Enabling technology: Autonomous agricultural robotics
The ambitions of Spot Farming cannot be fulfilled with today’s conventional machinery. The spatial complexity, need for plant-level actions, and demand for ultra-precise operations necessitate a new class of technology. Small, autonomous robots working in coordinated swarms may provide the answer.
Challenges such as energy infrastructure, safety, and legal frameworks remain, but are not unique to agriculture. As with autonomous vehicles in transport, these are societal challenges to be addressed alongside technological progress.
Conclusion: From plant to system: Rethinking crop production methodologically
Spot Farming demonstrates that sustainable intensification is not only possible but can also be methodically derived. The approach begins by thinking from the crops, rather than from existing machinery. It consciously detaches from the current paradigm of “bigger, faster, wider” to ask: What does the crop need, and how can we shape management systems accordingly?
The method behind Spot Farming considers three interrelated levels:
- The individual plant, where spatial arrangement, nutrient access, and resilience matter most.

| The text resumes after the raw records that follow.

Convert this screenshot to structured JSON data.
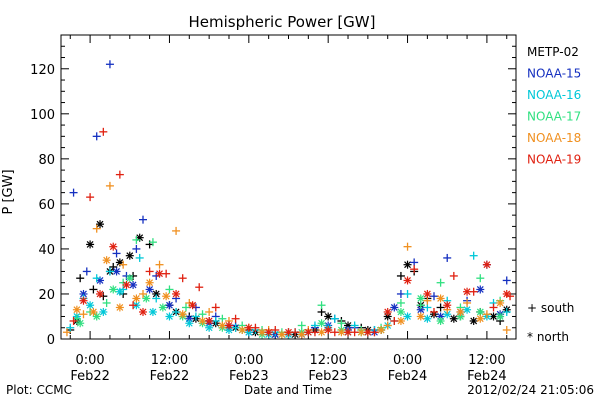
{
  "chart_data": {
    "type": "scatter",
    "title": "Hemispheric Power [GW]",
    "ylabel": "P [GW]",
    "xlabel": "Date and Time",
    "ylim": [
      0,
      135
    ],
    "yticks": [
      0,
      20,
      40,
      60,
      80,
      100,
      120
    ],
    "xlim_hours": [
      -4.4,
      64.4
    ],
    "xticks": [
      {
        "hour": 0,
        "time": "0:00",
        "date": "Feb22"
      },
      {
        "hour": 12,
        "time": "12:00",
        "date": "Feb22"
      },
      {
        "hour": 24,
        "time": "0:00",
        "date": "Feb23"
      },
      {
        "hour": 36,
        "time": "12:00",
        "date": "Feb23"
      },
      {
        "hour": 48,
        "time": "0:00",
        "date": "Feb24"
      },
      {
        "hour": 60,
        "time": "12:00",
        "date": "Feb24"
      }
    ],
    "grid": false,
    "legend_position": "right",
    "marker_legend": [
      {
        "symbol": "+",
        "label": "south"
      },
      {
        "symbol": "*",
        "label": "north"
      }
    ],
    "series": [
      {
        "name": "METP-02",
        "color": "#000000",
        "south": [
          [
            -3,
            4
          ],
          [
            -1.5,
            27
          ],
          [
            0.5,
            22
          ],
          [
            2,
            19
          ],
          [
            3.5,
            32
          ],
          [
            5,
            20
          ],
          [
            6.5,
            28
          ],
          [
            9,
            42
          ],
          [
            12,
            15
          ],
          [
            15,
            10
          ],
          [
            18,
            8
          ],
          [
            21,
            6
          ],
          [
            24,
            4
          ],
          [
            27,
            3
          ],
          [
            30,
            2
          ],
          [
            33,
            3
          ],
          [
            35,
            12
          ],
          [
            38,
            8
          ],
          [
            41,
            5
          ],
          [
            44,
            4
          ],
          [
            47,
            28
          ],
          [
            49,
            30
          ],
          [
            51,
            18
          ],
          [
            53,
            14
          ],
          [
            56,
            10
          ],
          [
            59,
            12
          ],
          [
            62,
            8
          ]
        ],
        "north": [
          [
            -2,
            8
          ],
          [
            0,
            42
          ],
          [
            1.5,
            51
          ],
          [
            3,
            30
          ],
          [
            4.5,
            34
          ],
          [
            6,
            37
          ],
          [
            7.5,
            45
          ],
          [
            10,
            20
          ],
          [
            13,
            12
          ],
          [
            16,
            9
          ],
          [
            19,
            7
          ],
          [
            22,
            5
          ],
          [
            25,
            3
          ],
          [
            28,
            2
          ],
          [
            31,
            2
          ],
          [
            34,
            4
          ],
          [
            36,
            10
          ],
          [
            39,
            6
          ],
          [
            42,
            4
          ],
          [
            45,
            10
          ],
          [
            48,
            33
          ],
          [
            50,
            15
          ],
          [
            52,
            11
          ],
          [
            55,
            9
          ],
          [
            58,
            8
          ],
          [
            61,
            10
          ],
          [
            63,
            13
          ]
        ]
      },
      {
        "name": "NOAA-15",
        "color": "#1530c0",
        "south": [
          [
            -2.5,
            65
          ],
          [
            -0.5,
            30
          ],
          [
            1,
            90
          ],
          [
            3,
            122
          ],
          [
            4,
            38
          ],
          [
            5.5,
            28
          ],
          [
            7,
            40
          ],
          [
            8,
            53
          ],
          [
            10,
            28
          ],
          [
            13,
            18
          ],
          [
            16,
            14
          ],
          [
            19,
            10
          ],
          [
            22,
            6
          ],
          [
            26,
            3
          ],
          [
            30,
            3
          ],
          [
            34,
            5
          ],
          [
            37,
            9
          ],
          [
            40,
            5
          ],
          [
            43,
            4
          ],
          [
            47,
            20
          ],
          [
            49,
            34
          ],
          [
            52,
            19
          ],
          [
            54,
            36
          ],
          [
            57,
            17
          ],
          [
            60,
            33
          ],
          [
            63,
            26
          ]
        ],
        "north": [
          [
            -1,
            20
          ],
          [
            1.5,
            26
          ],
          [
            4,
            30
          ],
          [
            6.5,
            24
          ],
          [
            9,
            22
          ],
          [
            12,
            15
          ],
          [
            15,
            9
          ],
          [
            18,
            7
          ],
          [
            21,
            5
          ],
          [
            24,
            3
          ],
          [
            28,
            2
          ],
          [
            32,
            2
          ],
          [
            36,
            6
          ],
          [
            39,
            4
          ],
          [
            43,
            3
          ],
          [
            46,
            14
          ],
          [
            50,
            13
          ],
          [
            53,
            10
          ],
          [
            56,
            12
          ],
          [
            59,
            22
          ],
          [
            62,
            11
          ]
        ]
      },
      {
        "name": "NOAA-16",
        "color": "#00c8d8",
        "south": [
          [
            -3,
            5
          ],
          [
            -1,
            18
          ],
          [
            1,
            27
          ],
          [
            3,
            30
          ],
          [
            5,
            22
          ],
          [
            7.5,
            36
          ],
          [
            10,
            18
          ],
          [
            13,
            12
          ],
          [
            16,
            10
          ],
          [
            19,
            8
          ],
          [
            22,
            5
          ],
          [
            25,
            4
          ],
          [
            28,
            3
          ],
          [
            31,
            3
          ],
          [
            34,
            6
          ],
          [
            37,
            9
          ],
          [
            40,
            6
          ],
          [
            43,
            4
          ],
          [
            46,
            8
          ],
          [
            48,
            20
          ],
          [
            51,
            14
          ],
          [
            54,
            17
          ],
          [
            58,
            37
          ],
          [
            61,
            16
          ],
          [
            63,
            12
          ]
        ],
        "north": [
          [
            -2,
            10
          ],
          [
            0,
            15
          ],
          [
            2,
            12
          ],
          [
            4.5,
            21
          ],
          [
            7,
            15
          ],
          [
            9.5,
            12
          ],
          [
            12,
            10
          ],
          [
            15,
            7
          ],
          [
            18,
            5
          ],
          [
            21,
            4
          ],
          [
            24,
            3
          ],
          [
            27,
            2
          ],
          [
            30,
            2
          ],
          [
            33,
            3
          ],
          [
            36,
            5
          ],
          [
            39,
            3
          ],
          [
            42,
            3
          ],
          [
            45,
            6
          ],
          [
            48,
            10
          ],
          [
            51,
            9
          ],
          [
            54,
            11
          ],
          [
            57,
            13
          ],
          [
            60,
            10
          ]
        ]
      },
      {
        "name": "NOAA-17",
        "color": "#30e080",
        "south": [
          [
            -2,
            9
          ],
          [
            0,
            12
          ],
          [
            2.5,
            16
          ],
          [
            5,
            25
          ],
          [
            7,
            44
          ],
          [
            9.5,
            43
          ],
          [
            12,
            22
          ],
          [
            14.5,
            14
          ],
          [
            17,
            11
          ],
          [
            20,
            9
          ],
          [
            23,
            6
          ],
          [
            26,
            4
          ],
          [
            29,
            3
          ],
          [
            32,
            6
          ],
          [
            35,
            15
          ],
          [
            38,
            7
          ],
          [
            41,
            4
          ],
          [
            44,
            5
          ],
          [
            47,
            16
          ],
          [
            50,
            15
          ],
          [
            53,
            25
          ],
          [
            56,
            14
          ],
          [
            59,
            27
          ],
          [
            62,
            17
          ]
        ],
        "north": [
          [
            -1.5,
            7
          ],
          [
            1,
            10
          ],
          [
            3.5,
            22
          ],
          [
            6,
            27
          ],
          [
            8.5,
            18
          ],
          [
            11,
            14
          ],
          [
            14,
            10
          ],
          [
            17,
            7
          ],
          [
            20,
            5
          ],
          [
            23,
            4
          ],
          [
            26,
            2
          ],
          [
            29,
            2
          ],
          [
            32,
            3
          ],
          [
            35,
            7
          ],
          [
            38,
            4
          ],
          [
            41,
            3
          ],
          [
            44,
            4
          ],
          [
            47,
            12
          ],
          [
            50,
            18
          ],
          [
            53,
            8
          ],
          [
            56,
            10
          ],
          [
            59,
            12
          ],
          [
            62,
            10
          ]
        ]
      },
      {
        "name": "NOAA-18",
        "color": "#f09020",
        "south": [
          [
            -3.5,
            3
          ],
          [
            -1,
            11
          ],
          [
            1,
            49
          ],
          [
            3,
            68
          ],
          [
            5,
            33
          ],
          [
            8,
            20
          ],
          [
            10.5,
            33
          ],
          [
            13,
            48
          ],
          [
            15,
            16
          ],
          [
            18,
            12
          ],
          [
            21,
            8
          ],
          [
            24,
            5
          ],
          [
            27,
            4
          ],
          [
            30,
            3
          ],
          [
            33,
            4
          ],
          [
            36,
            4
          ],
          [
            39,
            3
          ],
          [
            42,
            3
          ],
          [
            45,
            6
          ],
          [
            48,
            41
          ],
          [
            51,
            17
          ],
          [
            54,
            13
          ],
          [
            57,
            16
          ],
          [
            60,
            11
          ],
          [
            63,
            4
          ]
        ],
        "north": [
          [
            -2,
            13
          ],
          [
            0.5,
            12
          ],
          [
            2.5,
            35
          ],
          [
            4.5,
            14
          ],
          [
            7,
            18
          ],
          [
            9,
            25
          ],
          [
            11.5,
            19
          ],
          [
            14,
            11
          ],
          [
            17,
            8
          ],
          [
            20,
            6
          ],
          [
            23,
            4
          ],
          [
            26,
            3
          ],
          [
            29,
            2
          ],
          [
            32,
            2
          ],
          [
            35,
            3
          ],
          [
            38,
            3
          ],
          [
            41,
            3
          ],
          [
            44,
            4
          ],
          [
            47,
            8
          ],
          [
            50,
            10
          ],
          [
            53,
            18
          ],
          [
            56,
            12
          ],
          [
            59,
            9
          ],
          [
            62,
            16
          ]
        ]
      },
      {
        "name": "NOAA-19",
        "color": "#e02010",
        "south": [
          [
            -2.5,
            8
          ],
          [
            0,
            63
          ],
          [
            2,
            92
          ],
          [
            4.5,
            73
          ],
          [
            6.5,
            15
          ],
          [
            9,
            30
          ],
          [
            11.5,
            29
          ],
          [
            14,
            27
          ],
          [
            16.5,
            23
          ],
          [
            19,
            14
          ],
          [
            22,
            9
          ],
          [
            25,
            5
          ],
          [
            28,
            4
          ],
          [
            31,
            3
          ],
          [
            34,
            3
          ],
          [
            37,
            3
          ],
          [
            40,
            3
          ],
          [
            43,
            3
          ],
          [
            46,
            8
          ],
          [
            49,
            31
          ],
          [
            52,
            12
          ],
          [
            55,
            28
          ],
          [
            58,
            21
          ],
          [
            61,
            14
          ],
          [
            63.5,
            19
          ]
        ],
        "north": [
          [
            -1,
            17
          ],
          [
            1.5,
            20
          ],
          [
            3.5,
            41
          ],
          [
            5.5,
            24
          ],
          [
            8,
            12
          ],
          [
            10.5,
            29
          ],
          [
            13,
            20
          ],
          [
            15.5,
            15
          ],
          [
            18,
            8
          ],
          [
            21,
            6
          ],
          [
            24,
            5
          ],
          [
            27,
            3
          ],
          [
            30,
            3
          ],
          [
            33,
            3
          ],
          [
            36,
            4
          ],
          [
            39,
            3
          ],
          [
            42,
            3
          ],
          [
            45,
            12
          ],
          [
            48,
            26
          ],
          [
            51,
            20
          ],
          [
            54,
            15
          ],
          [
            57,
            21
          ],
          [
            60,
            33
          ],
          [
            63,
            20
          ]
        ]
      }
    ]
  },
  "footer": {
    "plot_credit": "Plot: CCMC",
    "timestamp": "2012/02/24 21:05:06"
  }
}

- The field and farm scale, where variability is managed and resources are optimised.
- The landscape and market interface, where ecological functionality, public acceptance, and economic viability converge.

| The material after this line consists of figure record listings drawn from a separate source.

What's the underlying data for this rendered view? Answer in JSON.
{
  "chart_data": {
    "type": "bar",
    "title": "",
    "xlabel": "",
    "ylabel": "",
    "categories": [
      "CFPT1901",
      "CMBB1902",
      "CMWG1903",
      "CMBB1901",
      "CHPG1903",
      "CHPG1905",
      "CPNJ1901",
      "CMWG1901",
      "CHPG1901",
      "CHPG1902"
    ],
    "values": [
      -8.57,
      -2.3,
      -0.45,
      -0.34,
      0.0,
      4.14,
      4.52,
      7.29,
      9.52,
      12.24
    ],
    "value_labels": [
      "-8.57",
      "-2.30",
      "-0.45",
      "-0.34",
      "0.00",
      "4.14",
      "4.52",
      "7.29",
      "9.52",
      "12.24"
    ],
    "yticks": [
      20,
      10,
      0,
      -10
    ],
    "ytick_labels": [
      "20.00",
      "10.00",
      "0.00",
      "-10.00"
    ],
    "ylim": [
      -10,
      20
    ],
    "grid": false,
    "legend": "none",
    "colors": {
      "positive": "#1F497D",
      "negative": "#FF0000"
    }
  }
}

Based on these levels, Spot Farming pursues four strategic goals:
- Improved allocation of crops to site-specific conditions.
- Optimised spatial and temporal use of natural resources.
- More efficient and reduced use of agrochemicals.
- Reinforcement of functional landscape elements to enhance resilience.
This method has been developed for typical German arable farming conditions, where the Spot Farming concept emerged as a promising solution. However, the same logic is transferable to perennial systems or other types of landscapes. What matters is not the specific crops or regions, but the principle: rethinking plant production from the biological and ecological needs of the crop, and designing farming systems accordingly.
Of course, Spot Farming will not fix the systemic challenges agriculture faces on its own. However, as a methodologically grounded concept, it offers a forward- looking framework for designing resilient, efficient, and ecologically sound production systems, suitable for a changing climate and society.